一見すると左右対称のカヌー型にみえるラトルバックですが、多くの場合、底面の構造や重さの分布がカヌーの長軸に対して非対称になっています。
その結果、ラトルバックには回転しやすい方向(好きな方向)と、しにくい方向(嫌いな方向)が存在するようになります。(※上の動画のラトルバックの場合、反時計回りのほうが回転しやすい好きな方向です)
また構造や重さが非対称であるため、ラトルバックの運動は純粋な回転運動に加えて「縦揺れ」と「横揺れ」というグラつきがともなうようになっています。
初期に与えられた回転方向が、ラトルバックが好きな方向であった場合、このグラつきは回転方向に変化を与えません。
しかし初期回転がラトルバックが嫌いな方向(上の動画の場合は時計回り)であった場合、ラトルバックの姿勢が不安定になせいで、回転エネルギーが早期にグラつきの振動エネルギーへと変化してしまい、回転は急激にとまってしまいます。
問題はここからです。
通常の底が鋭いピンになっているコマの場合、回転がとまったタイミングと運動エネルギーが0になったタイミングは同じです。
初めが右回りであろうが左回りであろうが、運動エネルギーが尽きてしまえば、逆転も決して起こりません。
しかし底がツルツルで回転方向に好みがあるラトルバックが嫌いな方向に回されていた場合、回転がとまった段階では全体の運動エネルギーが失われておらず、縦揺れと横揺れからなるグラつきを残余のエネルギーで続けています。
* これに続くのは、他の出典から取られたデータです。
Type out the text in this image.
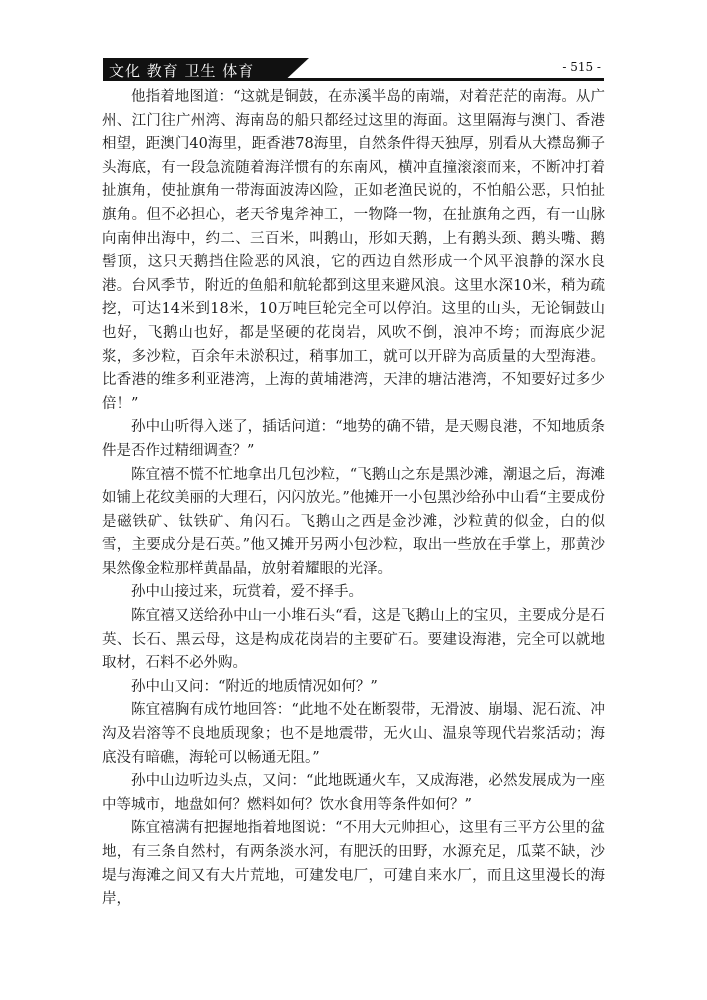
文化 教育 卫生 体育	- 515 -

他指着地图道：“这就是铜鼓，在赤溪半岛的南端，对着茫茫的南海。从广州、江门往广州湾、海南岛的船只都经过这里的海面。这里隔海与澳门、香港相望，距澳门40海里，距香港78海里，自然条件得天独厚，别看从大襟岛狮子头海底，有一段急流随着海洋惯有的东南风，横冲直撞滚滚而来，不断冲打着扯旗角，使扯旗角一带海面波涛凶险，正如老渔民说的，不怕船公恶，只怕扯旗角。但不必担心，老天爷鬼斧神工，一物降一物，在扯旗角之西，有一山脉向南伸出海中，约二、三百米，叫鹅山，形如天鹅，上有鹅头颈、鹅头嘴、鹅髻顶，这只天鹅挡住险恶的风浪，它的西边自然形成一个风平浪静的深水良港。台风季节，附近的鱼船和航轮都到这里来避风浪。这里水深10米，稍为疏挖，可达14米到18米，10万吨巨轮完全可以停泊。这里的山头，无论铜鼓山也好，飞鹅山也好，都是坚硬的花岗岩，风吹不倒，浪冲不垮；而海底少泥浆，多沙粒，百余年未淤积过，稍事加工，就可以开辟为高质量的大型海港。比香港的维多利亚港湾，上海的黄埔港湾，天津的塘沽港湾，不知要好过多少倍！”

孙中山听得入迷了，插话问道：“地势的确不错，是天赐良港，不知地质条件是否作过精细调查？”

陈宜禧不慌不忙地拿出几包沙粒，“飞鹅山之东是黑沙滩，潮退之后，海滩如铺上花纹美丽的大理石，闪闪放光。”他摊开一小包黑沙给孙中山看“主要成份是磁铁矿、钛铁矿、角闪石。飞鹅山之西是金沙滩，沙粒黄的似金，白的似雪，主要成分是石英。”他又摊开另两小包沙粒，取出一些放在手掌上，那黄沙果然像金粒那样黄晶晶，放射着耀眼的光泽。

孙中山接过来，玩赏着，爱不择手。

陈宜禧又送给孙中山一小堆石头“看，这是飞鹅山上的宝贝，主要成分是石英、长石、黑云母，这是构成花岗岩的主要矿石。要建设海港，完全可以就地取材，石料不必外购。

孙中山又问：“附近的地质情况如何？”

陈宜禧胸有成竹地回答：“此地不处在断裂带，无滑波、崩塌、泥石流、冲沟及岩溶等不良地质现象；也不是地震带，无火山、温泉等现代岩浆活动；海底没有暗礁，海轮可以畅通无阻。”

孙中山边听边头点，又问：“此地既通火车，又成海港，必然发展成为一座中等城市，地盘如何？燃料如何？饮水食用等条件如何？”

陈宜禧满有把握地指着地图说：“不用大元帅担心，这里有三平方公里的盆地，有三条自然村，有两条淡水河，有肥沃的田野，水源充足，瓜菜不缺，沙堤与海滩之间又有大片荒地，可建发电厂，可建自来水厂，而且这里漫长的海岸，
そしてグラつきによる残余エネルギーが十分に高い場合、ラトルバックの回転運動に再点火が行われ、新たな方向(ラトルバックの好みの方向)に逆回転がはじまるのです。
以上が、ラトルバックが逆回転する原理の基礎になります。
通常のコマ(底がピン)が逆回転するには運動エネルギーを0にした後に再度外部から逆向きのエネルギーを加える必要があります。
しかし嫌いな方向に回されているラトルバックの場合、回転数が0になっても運動エネルギーがグラつきとして残っており、振動エネルギーが回転エネルギーへと方向付けされることで回転が再開します(ラトルバックが好きな方向へ)。